Aliaksandra and Francesco Spitaleri are among the converts. Originally from Belarus and Italy, the couple met in New York before where they ended up in an apartment in the hipster haven of Williamsburg, which they could only afford by renting out two of the rooms.
“I couldn’t imagine having kids there,” says Ms Spitaleri, 28, who now makes perfumes for a Denver boutique. Colorado offered “a better quality of life in a place with a decent economy, a slower pace of life and more nature”, says Mr Spitaleri, 38, who works as a waiter, DJ and driver for Uber and Lyft when he is not trading stocks and cryptocurrencies.
Cities such as Denver that are gateways to the great outdoors have obvious appeal to employees looking to bike to work and go to the slopes in their free time, observes Luis Benitez, who runs Colorado’s Outdoor Recreation Industry Office. “With the millennial generation it’s much more about experiences than things — and if the outdoors does anything, it provides a whole lot of experiences,” he says. “Whenever they touch nature, there’s always this brooding sense of reflection that I only see in millennials.”

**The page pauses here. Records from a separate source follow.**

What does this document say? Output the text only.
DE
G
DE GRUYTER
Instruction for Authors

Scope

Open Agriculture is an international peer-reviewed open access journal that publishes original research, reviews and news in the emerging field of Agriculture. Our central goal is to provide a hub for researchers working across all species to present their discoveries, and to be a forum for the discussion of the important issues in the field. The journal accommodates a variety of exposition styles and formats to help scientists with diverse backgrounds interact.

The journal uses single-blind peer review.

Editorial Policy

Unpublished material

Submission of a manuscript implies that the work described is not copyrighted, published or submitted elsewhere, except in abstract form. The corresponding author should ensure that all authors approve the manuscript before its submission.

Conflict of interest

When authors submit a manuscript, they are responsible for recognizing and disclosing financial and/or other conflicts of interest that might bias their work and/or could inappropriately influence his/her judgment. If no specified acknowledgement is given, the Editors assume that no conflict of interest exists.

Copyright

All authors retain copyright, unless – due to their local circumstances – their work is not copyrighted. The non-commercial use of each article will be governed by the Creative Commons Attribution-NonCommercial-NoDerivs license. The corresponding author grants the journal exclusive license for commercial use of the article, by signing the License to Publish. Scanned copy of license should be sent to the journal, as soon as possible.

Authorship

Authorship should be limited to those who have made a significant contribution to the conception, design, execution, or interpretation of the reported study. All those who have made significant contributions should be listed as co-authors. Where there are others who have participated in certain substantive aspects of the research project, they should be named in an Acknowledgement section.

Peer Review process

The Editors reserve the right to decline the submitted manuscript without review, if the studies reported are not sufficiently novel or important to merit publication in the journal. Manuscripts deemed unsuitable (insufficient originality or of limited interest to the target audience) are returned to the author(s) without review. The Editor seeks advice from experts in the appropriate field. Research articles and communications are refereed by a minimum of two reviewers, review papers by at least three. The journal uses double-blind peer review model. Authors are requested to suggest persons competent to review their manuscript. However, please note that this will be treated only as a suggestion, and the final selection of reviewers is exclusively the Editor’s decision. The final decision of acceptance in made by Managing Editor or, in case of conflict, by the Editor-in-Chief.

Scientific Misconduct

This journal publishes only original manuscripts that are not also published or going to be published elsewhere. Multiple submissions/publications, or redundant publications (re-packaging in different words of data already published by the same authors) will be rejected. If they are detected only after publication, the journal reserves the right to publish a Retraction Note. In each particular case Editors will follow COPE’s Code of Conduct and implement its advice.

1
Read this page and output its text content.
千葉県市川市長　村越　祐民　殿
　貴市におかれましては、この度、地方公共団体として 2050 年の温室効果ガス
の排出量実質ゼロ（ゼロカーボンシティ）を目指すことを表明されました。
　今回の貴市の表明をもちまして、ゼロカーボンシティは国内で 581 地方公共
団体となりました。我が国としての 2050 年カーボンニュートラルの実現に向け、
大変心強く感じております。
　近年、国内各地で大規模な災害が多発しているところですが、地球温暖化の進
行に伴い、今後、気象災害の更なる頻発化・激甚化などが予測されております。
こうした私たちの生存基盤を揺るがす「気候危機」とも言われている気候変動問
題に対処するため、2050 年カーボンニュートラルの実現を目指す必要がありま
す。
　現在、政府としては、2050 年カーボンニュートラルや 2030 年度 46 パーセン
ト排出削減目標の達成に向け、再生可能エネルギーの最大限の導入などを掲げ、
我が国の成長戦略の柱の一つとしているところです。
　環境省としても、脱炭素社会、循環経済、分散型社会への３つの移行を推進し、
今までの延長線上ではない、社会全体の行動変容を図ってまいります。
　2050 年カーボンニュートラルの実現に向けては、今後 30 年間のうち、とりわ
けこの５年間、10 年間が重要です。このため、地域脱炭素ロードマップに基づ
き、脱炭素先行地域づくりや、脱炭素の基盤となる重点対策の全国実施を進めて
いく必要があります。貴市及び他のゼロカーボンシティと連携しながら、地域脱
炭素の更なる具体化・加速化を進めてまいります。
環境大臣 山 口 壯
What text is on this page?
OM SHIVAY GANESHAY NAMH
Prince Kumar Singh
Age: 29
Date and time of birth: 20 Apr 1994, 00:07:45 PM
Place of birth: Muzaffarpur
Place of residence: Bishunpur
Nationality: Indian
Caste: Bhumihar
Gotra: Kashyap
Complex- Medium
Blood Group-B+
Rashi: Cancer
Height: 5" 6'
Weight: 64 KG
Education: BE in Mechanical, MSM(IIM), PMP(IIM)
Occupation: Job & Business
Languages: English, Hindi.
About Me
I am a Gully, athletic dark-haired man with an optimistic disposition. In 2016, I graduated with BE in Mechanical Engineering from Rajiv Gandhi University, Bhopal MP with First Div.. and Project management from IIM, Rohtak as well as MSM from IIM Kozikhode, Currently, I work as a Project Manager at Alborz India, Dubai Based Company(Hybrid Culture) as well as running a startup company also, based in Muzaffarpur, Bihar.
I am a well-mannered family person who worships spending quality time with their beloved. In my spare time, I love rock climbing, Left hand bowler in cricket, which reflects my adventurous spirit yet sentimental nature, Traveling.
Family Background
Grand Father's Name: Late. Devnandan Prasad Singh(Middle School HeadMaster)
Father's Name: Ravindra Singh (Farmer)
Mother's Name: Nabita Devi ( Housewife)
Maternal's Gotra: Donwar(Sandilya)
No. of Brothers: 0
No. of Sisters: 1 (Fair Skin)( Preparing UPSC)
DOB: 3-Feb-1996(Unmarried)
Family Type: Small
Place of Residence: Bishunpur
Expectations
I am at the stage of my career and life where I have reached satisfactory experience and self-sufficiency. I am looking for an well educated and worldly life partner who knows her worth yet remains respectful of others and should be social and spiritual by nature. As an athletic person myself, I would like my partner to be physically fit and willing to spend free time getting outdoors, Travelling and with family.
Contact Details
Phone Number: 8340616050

The cyclists and skateboarders in neighborhoods with Manhattan-worthy nicknames such as LoHi and RiNo are just one sign of how the millennial influx has changed the fabric of Denver. The century-old Union Station has converted its atrium into a bustling hangout filled with couches, carpets and reading tables, surrounded by boutiques advertising “hand-dipped ice cream” and “doodads, gewgaws and whatnots”.
“You can’t move without running into a shared office space, a food market or a brewery,” observes Chuck Sullivan, co-founder of Something Independent, an events and content company. But he notes that change has not come without a cost, ticking off a list that sounds like what recent arrivals were trying to escape when they moved: shortage of affordable housing, gentrification that is excluding some minority populations, the connected problems of addiction and homelessness, and lengthening traffic jams — even to the mountains.
“As a city, how do you maintain soul through growth?” Mr Sullivan asks. “Who’s it including and who’s it leaving behind? These are the same conversations that are happening in Silicon Valley and New York and Boston.”